Molti giornalisti e politici sembrano essersi appassionati, in questi giorni, all'espressione “economia di guerra.
La prima notizia è che dovrebbe esistere anche una economia di pace - che, intendiamoci - non implica non produrre armamenti. L'Italia, infatti, ne esporta per un valore di circa 4 miliardi di euro (dati ufficiali del 2020).

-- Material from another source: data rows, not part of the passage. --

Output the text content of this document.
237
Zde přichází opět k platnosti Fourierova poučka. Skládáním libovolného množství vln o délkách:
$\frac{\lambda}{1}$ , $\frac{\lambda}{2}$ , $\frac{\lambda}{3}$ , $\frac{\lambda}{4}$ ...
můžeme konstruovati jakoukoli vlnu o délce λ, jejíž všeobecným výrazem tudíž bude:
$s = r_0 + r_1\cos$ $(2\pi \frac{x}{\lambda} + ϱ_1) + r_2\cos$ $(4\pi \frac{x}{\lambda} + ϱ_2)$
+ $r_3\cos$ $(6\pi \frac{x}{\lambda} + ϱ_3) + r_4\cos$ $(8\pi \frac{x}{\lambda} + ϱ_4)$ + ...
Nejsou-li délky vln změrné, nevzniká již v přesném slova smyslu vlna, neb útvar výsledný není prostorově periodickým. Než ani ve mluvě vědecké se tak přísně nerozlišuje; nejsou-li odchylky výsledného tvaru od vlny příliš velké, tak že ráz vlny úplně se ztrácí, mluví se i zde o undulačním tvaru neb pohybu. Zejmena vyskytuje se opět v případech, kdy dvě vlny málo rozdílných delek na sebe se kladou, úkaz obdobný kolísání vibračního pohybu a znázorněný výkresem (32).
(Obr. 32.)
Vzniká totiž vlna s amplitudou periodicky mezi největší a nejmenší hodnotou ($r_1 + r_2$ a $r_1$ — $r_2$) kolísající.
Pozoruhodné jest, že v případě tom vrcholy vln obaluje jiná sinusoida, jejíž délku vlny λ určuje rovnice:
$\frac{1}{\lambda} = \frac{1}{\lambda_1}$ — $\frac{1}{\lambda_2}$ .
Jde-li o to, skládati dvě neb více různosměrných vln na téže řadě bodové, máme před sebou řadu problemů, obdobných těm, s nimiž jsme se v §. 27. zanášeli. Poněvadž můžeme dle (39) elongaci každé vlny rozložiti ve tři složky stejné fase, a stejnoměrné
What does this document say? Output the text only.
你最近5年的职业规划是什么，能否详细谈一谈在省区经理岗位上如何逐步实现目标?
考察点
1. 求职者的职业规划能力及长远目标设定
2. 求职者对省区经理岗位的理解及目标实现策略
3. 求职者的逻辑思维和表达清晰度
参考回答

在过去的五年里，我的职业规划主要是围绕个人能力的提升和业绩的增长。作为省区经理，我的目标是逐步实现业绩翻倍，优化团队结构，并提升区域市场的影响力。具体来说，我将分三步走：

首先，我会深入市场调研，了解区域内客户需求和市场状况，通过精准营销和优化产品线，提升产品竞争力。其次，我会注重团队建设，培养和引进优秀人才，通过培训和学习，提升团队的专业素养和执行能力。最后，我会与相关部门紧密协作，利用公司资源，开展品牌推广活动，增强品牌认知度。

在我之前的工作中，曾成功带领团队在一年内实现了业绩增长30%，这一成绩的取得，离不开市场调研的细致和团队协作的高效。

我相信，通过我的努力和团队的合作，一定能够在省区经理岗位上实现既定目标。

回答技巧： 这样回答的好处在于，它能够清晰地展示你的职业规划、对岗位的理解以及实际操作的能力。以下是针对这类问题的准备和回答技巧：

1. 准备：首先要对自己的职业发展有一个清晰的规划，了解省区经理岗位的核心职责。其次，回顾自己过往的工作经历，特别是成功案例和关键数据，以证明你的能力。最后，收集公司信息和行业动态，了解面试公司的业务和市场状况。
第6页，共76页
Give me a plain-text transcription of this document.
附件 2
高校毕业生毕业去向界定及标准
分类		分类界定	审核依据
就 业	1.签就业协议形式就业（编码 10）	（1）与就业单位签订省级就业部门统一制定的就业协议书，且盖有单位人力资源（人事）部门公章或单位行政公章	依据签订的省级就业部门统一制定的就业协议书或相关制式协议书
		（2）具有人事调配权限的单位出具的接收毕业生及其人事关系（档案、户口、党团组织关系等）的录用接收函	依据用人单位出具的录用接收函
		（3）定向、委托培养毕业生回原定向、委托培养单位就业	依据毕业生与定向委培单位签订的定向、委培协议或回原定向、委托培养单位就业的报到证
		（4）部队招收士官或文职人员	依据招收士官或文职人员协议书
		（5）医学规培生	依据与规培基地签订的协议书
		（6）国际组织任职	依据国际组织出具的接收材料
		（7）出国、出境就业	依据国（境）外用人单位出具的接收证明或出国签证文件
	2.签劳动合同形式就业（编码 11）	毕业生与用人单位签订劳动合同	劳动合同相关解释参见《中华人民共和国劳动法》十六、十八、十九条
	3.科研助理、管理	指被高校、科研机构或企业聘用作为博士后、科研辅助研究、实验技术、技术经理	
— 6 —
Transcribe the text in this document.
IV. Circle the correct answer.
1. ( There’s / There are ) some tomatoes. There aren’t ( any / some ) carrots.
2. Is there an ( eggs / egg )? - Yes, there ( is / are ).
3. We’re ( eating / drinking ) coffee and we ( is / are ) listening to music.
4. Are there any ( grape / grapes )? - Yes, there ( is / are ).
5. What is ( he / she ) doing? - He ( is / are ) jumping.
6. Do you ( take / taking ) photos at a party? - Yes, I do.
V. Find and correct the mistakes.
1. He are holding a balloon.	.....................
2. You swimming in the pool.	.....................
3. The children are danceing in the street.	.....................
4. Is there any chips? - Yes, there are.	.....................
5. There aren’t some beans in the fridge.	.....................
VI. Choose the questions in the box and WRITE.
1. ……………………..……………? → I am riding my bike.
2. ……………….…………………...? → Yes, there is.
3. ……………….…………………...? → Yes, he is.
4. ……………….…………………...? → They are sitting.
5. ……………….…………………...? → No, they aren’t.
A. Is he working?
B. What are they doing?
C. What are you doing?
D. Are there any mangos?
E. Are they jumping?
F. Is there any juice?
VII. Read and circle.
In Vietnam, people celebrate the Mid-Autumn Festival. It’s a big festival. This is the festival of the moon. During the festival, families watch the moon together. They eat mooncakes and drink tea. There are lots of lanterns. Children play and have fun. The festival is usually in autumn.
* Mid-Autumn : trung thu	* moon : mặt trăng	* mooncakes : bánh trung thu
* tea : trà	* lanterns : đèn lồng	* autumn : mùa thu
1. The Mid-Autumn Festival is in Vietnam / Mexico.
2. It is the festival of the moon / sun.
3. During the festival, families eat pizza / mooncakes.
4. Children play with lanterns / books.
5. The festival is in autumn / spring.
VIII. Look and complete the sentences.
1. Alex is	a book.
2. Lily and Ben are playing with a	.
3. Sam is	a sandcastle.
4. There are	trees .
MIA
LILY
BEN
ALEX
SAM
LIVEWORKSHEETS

Un manuale di economia fra i più letti al mondo la spiegava con un dilemma: burro o cannoni? L'economia, diceva, si occupa di utilizzare al meglio delle risorse scarse fra usi alternativi. Il meglio significa due cose: (I) in modo efficiente, ovvero ottenendo il massimo risultato possibile con il minimo sforzo; (II) in modo efficace, cioè raggiungendo gli obiettivi prefissi-supposti accettati dalla collettività intera.


Quindi l'economia è di pace o guerra a seconda degli obiettivi che i popoli si danno e delle conseguenti scelte di utilizzo delle risorse (scarse) a disposizione.

Se si va alla guerra, si rinuncerà a certe cose, se si vive in pace, si dedicherà alla difesa il minimo necessario.


Evidente che i nostri eroi non pensino a tutto ciò, dicendo economia di guerra quanto piuttosto al rischio che vengano a scarseggiare certi beni e che i prezzi di molti altri possano salire alle stelle, come conseguenza -in entrambi i casi- del conflitto bellico.


Economia di guerra, però, non significa file ai benzinai e scaffali della farina deserti ma cannoni al posto del burro. Molto ma molto peggio, insomma.